En esta monogamia única con infidelidad, el amor de pareja presenta las características de una sociedad por conveniencia, a la cual nos referiremos más adelante cuando hablemos de la historia de la elección de pareja en Occidente.

Los hombres cazadores-acopiadores tienen poderosas tradiciones de equidad y solidaridad. Para gran parte de la humanidad, en este período las jerarquías formales no existen. Sin embargo, con el correr del tiempo la organización de la cosecha anual, el almacenamiento, la distribución, la planificación del comercio y la representación de la comunidad en las reuniones, dan pie al surgimiento de los líderes. Cabe inferir que los jefes de aldea adquieren poder con la aparición de los primeros asentamientos de comunidades no agrícolas. Y, más tarde, con la vida sedentaria, la organización política se hace más compleja y también más jerárquica. Sedentarismo, monogamia permanente y jerarquías masculinas van de la mano.

La guerra es otro factor que gravita en la declinación de los derechos de la mujer. A medida que aumenta la población se empiezan a defender las propiedades y los territorios; los guerreros adquieren gran relevancia, a la par que incrementan su poder sobre las mujeres (46).

En el lapso que describimos, el patriarcado se expande a través de toda Euroasia. El sistema predominante de relación es de tipo patriarcal, característico de las sociedades agrícolas, donde las mujeres se convierten en propiedad que debe ser vigilada, guardada y explotada.

En la historia cultural de Occidente, este largo período de tres mil cuatrocientos años puede ser dividido en tres grandes fases: una primera etapa tribal, luego el tiempo que corresponde a la Grecia antigua y, por último, gran parte del lapso histórico del Imperio Romano de Occidente.
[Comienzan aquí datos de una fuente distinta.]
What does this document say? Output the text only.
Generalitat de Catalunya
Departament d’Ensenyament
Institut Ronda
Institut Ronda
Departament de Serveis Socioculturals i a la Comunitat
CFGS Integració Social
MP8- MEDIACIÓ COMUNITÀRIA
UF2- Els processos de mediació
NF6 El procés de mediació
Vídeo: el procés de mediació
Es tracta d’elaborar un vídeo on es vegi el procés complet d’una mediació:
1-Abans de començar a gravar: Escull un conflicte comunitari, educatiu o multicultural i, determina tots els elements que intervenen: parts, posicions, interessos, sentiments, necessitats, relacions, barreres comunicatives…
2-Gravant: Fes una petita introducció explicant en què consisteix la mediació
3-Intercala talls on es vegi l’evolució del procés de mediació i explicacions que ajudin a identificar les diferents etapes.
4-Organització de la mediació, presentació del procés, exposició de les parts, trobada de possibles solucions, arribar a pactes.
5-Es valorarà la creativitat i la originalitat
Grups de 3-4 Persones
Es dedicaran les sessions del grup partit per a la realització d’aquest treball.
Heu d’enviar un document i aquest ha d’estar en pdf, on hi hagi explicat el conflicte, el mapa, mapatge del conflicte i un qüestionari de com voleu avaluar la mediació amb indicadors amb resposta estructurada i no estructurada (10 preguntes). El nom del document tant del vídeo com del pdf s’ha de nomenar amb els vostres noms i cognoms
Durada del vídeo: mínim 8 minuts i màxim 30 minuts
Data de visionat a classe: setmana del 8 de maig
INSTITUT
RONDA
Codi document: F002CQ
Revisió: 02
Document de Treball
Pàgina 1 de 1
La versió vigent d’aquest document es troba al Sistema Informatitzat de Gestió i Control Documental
En la estructura tribal, el individuo está siempre al servicio de la comunidad y de la sociedad. La familia es un ente destinado a maximizar las oportunidades de supervivencia; no hay cabida en ella ni para el amor ni para la intimidad emocional, sólo para la resolución de necesidades prácticas vinculadas a la caza, al cultivo, a la crianza de los niños, a la defensa y a la protección.5

Los griegos exaltaban la relación espiritual entre dos amantes, la cual sólo consideraban posible en el contexto de relaciones homosexuales, entre hombres adultos y muchachos jóvenes. El deseo carnal, como también el amor heterosexual o la belleza femenina, carecían de significado ético y de importancia espiritual. Para Platón y Aristóteles, las mujeres eran inferiores a los hombres, tanto en cuerpo como en mente. La ley las consideraba mínimamente, y carecían de los derechos propios de los ciudadanos griegos. Las funciones que la mujer desempeñó antes, ahora las realizaban los esclavos. Ya ni siquiera podían ser la compañera que luchaba por la supervivencia. El matrimonio por amor estaba ausente del pensamiento griego; la unión conyugal era un mal necesario, destinado a mantener la descendencia (14).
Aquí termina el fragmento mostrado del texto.